Is it possible in OCaml to implement a universal type, into which any other type can be embedded? More concretely, is possible to implement the following signature?
module type Univ = sig type t val embed: unit -> ('a -> t) * (t -> 'a option) end
The idea is that t is the universal type and that embed () returns
a pair (inj, prj), which inject to and project from the universal
type. Projection is partial (returns an option) because injection is
not surjective.
Here is an example of how to use `Univ'.
module Test (U : Univ) = struct let (of_int, to_int) = U.embed () let (of_string, to_string) = U.embed () let r : U.t ref = ref (of_int 13) let () = begin assert (to_int !r = Some 13); assert (to_string !r = None); r := of_string "foo"; assert (to_int !r = None); assert (to_string !r = Some "foo"); end end
Try it for yourself and see if you can implement module Univ : Univ
so that Test (Univ) passes. No Obj.magic or other unsafe features
allowed!
Comments
A couple of caveats
It is amazing to see you financial people do such theory! I am delighted. This exercise has connection to realizability toposes. I have three remarks.
First, if projection can map into 'a option then it can map into 'a because every type is inhabited, say by a diverging term. So you do not really need the option type. But it is probably better to do it that way, if you can, because returning None is friendlier than diverging.
Second, how is this supposed to play with diverging terms? Are we embedding terms or values? Presumably values. Since Ocaml is call-by-value it might be hard to embed terms that denote diverging values.
Third, what does it mean that injection followed by projection is the identity when we embed higher-order types, such as (int->int)->int? In your example above you indicate how it is supposed to work with int and string.
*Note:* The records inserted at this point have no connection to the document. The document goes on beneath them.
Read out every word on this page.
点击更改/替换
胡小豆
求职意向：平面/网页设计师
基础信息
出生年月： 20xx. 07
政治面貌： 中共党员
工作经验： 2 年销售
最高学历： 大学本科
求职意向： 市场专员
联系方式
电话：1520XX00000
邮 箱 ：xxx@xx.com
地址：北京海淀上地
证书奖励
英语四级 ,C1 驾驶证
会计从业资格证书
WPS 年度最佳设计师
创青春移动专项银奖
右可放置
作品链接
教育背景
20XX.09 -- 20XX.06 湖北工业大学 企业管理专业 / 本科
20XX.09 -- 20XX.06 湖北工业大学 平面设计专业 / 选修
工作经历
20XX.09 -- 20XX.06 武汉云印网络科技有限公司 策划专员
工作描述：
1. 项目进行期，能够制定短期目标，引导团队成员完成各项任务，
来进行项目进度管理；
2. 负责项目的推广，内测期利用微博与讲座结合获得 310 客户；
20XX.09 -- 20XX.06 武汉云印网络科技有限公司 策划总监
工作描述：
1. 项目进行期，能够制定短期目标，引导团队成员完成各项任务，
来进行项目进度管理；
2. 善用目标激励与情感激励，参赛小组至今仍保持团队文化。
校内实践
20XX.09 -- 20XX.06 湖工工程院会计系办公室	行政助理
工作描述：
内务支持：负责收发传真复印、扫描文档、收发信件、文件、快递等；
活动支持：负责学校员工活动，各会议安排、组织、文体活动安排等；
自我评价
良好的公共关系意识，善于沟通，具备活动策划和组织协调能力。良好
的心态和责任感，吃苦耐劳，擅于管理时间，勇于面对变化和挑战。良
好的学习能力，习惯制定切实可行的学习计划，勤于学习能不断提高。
Can you give us an example of how it is supposed to work with a function type, where comparison = does not work?
With reference
Hiding the type in a reference should do the trick (this is not thread-safe, though!):
module U : Univ = struct type t = (unit -> unit) * (unit -> unit) let embed () = let r = ref None in let put x = (fun () -> r := Some x), (fun () -> r := None) in let get (f, g) = f (); let res = !r in g (); res in put, get endIt would be very tempting to use an exception defined in a local module, but unfortunately the type of the exception's argument cannot depend on a type variable...
on universal
I got a plain solution which passed the given tests, but I wouldn't consider it universal, as in my solution an an 'a type value encoded by an 'a type encoder can't be decoded by any other 'a type decoders except the one coming from the same pair. Could you confirm that? or could you give the expected behavior of the following code?
The assertions will fail
And I think (but am not entirely sure) that that is the only behavior that is possible to implement in OCaml.
Universal types...
I am not going to answer, because it would ruin the fun for others. Actually, Stephen was the first to tell me about this little neat trick. Having a universal type turns out to be pretty powerful. You can easily build a type Univ.t list and then you can store arbitrarily typed data into that list.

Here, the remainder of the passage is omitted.